Which isn’t cheap.  Up until now, the only way to bridge the gap between how much Muni costs, and how much Muni makes, is by raising the fare.  Which only works for so long before people get fed up and decide that their homeless camper commute is not worth five bucks.  Kudos on the valiant effort the SFMTA made by introducing Sunday meters; which was wildly successful, so of course, they stopped it.  (If you actually do read that article, you’ll learn that continuing Sunday meters was voted down because a “charitable donation” from Google will fill the expected gap instead, paving the road for corporations to directly supplement city income.  Red flags should be going off in your brain now.)

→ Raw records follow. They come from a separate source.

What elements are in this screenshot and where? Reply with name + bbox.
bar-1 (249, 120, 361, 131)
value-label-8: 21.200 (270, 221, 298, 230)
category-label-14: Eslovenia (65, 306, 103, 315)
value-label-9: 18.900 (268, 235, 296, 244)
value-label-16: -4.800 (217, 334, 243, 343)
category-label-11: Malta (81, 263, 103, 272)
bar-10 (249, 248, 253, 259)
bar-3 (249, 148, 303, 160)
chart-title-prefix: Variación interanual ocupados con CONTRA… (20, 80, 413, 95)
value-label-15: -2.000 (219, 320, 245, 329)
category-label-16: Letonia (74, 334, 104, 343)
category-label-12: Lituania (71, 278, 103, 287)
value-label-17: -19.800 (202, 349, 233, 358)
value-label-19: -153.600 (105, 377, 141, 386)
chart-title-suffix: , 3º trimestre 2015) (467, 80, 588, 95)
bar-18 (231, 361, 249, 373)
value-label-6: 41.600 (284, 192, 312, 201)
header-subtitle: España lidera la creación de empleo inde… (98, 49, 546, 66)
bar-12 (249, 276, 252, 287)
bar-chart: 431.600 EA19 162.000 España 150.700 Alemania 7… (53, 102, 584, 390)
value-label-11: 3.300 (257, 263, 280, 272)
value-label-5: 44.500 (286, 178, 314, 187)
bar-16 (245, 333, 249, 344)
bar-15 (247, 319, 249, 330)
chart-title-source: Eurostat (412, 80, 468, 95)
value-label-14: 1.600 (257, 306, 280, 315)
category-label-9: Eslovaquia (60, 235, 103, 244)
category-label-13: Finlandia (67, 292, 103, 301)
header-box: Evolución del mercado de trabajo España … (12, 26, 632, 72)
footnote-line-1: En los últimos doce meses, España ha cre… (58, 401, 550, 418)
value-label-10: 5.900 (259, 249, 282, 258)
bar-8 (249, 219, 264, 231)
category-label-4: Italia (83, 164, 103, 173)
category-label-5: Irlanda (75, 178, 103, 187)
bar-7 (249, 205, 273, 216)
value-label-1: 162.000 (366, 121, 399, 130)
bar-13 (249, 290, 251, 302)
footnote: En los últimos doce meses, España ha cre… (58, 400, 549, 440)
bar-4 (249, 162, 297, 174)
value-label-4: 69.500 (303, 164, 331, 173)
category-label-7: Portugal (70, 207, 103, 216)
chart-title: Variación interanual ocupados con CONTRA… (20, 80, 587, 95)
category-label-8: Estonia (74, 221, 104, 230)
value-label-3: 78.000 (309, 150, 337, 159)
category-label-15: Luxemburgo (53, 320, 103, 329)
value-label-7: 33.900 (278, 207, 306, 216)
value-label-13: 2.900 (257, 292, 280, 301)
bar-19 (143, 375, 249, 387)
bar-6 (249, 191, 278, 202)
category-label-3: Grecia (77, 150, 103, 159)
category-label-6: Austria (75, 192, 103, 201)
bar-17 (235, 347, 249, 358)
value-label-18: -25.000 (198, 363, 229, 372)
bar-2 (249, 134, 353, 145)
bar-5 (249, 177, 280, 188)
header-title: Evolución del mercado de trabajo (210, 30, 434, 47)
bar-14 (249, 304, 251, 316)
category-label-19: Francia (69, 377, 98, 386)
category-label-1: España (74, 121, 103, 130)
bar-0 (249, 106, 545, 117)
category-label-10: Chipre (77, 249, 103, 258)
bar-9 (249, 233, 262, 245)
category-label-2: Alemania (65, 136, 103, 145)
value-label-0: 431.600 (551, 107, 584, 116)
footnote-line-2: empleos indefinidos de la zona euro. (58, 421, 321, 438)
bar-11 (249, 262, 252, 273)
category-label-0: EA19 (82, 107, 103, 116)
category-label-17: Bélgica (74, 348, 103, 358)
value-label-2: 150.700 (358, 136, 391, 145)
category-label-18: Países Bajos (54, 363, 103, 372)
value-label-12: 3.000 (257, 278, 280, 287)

I say to you Google, instead of buying influence, develop the technology for Muni to cut it’s costs in half or more, by making driverless busses!  I realize this cuts jobs, which is a cardinal sin of politics, but who actually wants to be a bus driver?  I mean other than two-year-olds.  Even they snap out of that phase pretty quick.  Plus, if you wanted to be all ethical, you can always give people who would loose their job as a bus driver another city job–for which they will thank you–then wait until they retire and then never have to worry about hiring another bus driver ever again.

Step into my transportation utopia: With the money saved from no longer funding driver salaries and pensions, Muni is able to buy hundreds of shiny new vehicles!  They have a support staff (of ex-drivers?) that will actually keep them clean.  ALL lines run every five minutes, because the only thing stopping that would be the size of the fleet–which I just fixed in afore mentioned sentence.  Rides cost one buck, unless you’re really old, really young, really poor or really don’t have a place to live.  MUNI RUNS ALL NIGHT LONG.  All lines, all night.  Let’s just take a moment to let that sink in.  I really want you to appreciate that last bit.  Finally, Elon Musk is so impressed with new Muni, (Newmi? Nuni… never-mind) he makes sleek new Tesla busses that don’t need wires to run!

But no.  Sadly, we do not live in the make-believe future world in my head.  All I’m asking for is to have a little vision when inventing your awesome new technology, Google.  Yes, I’m calling you short-sighted.

For now I’ll just suck it up and ride this wave while I’m on it.  I am, after all, an Uber/Sidecar driver.  I currently profit from both a poorly run public transit system and lack of other options to get around.  That being said, I do not want to be what amounts to a glorified cab driver for the rest of my life.  (Please, click on all the ads…)  I believe taxis provide a premium service and should be treated as such.  I couldn’t be more happy if one day I was put out of business.  But not before being able to support myself otherwise, of course.  Now get clicking!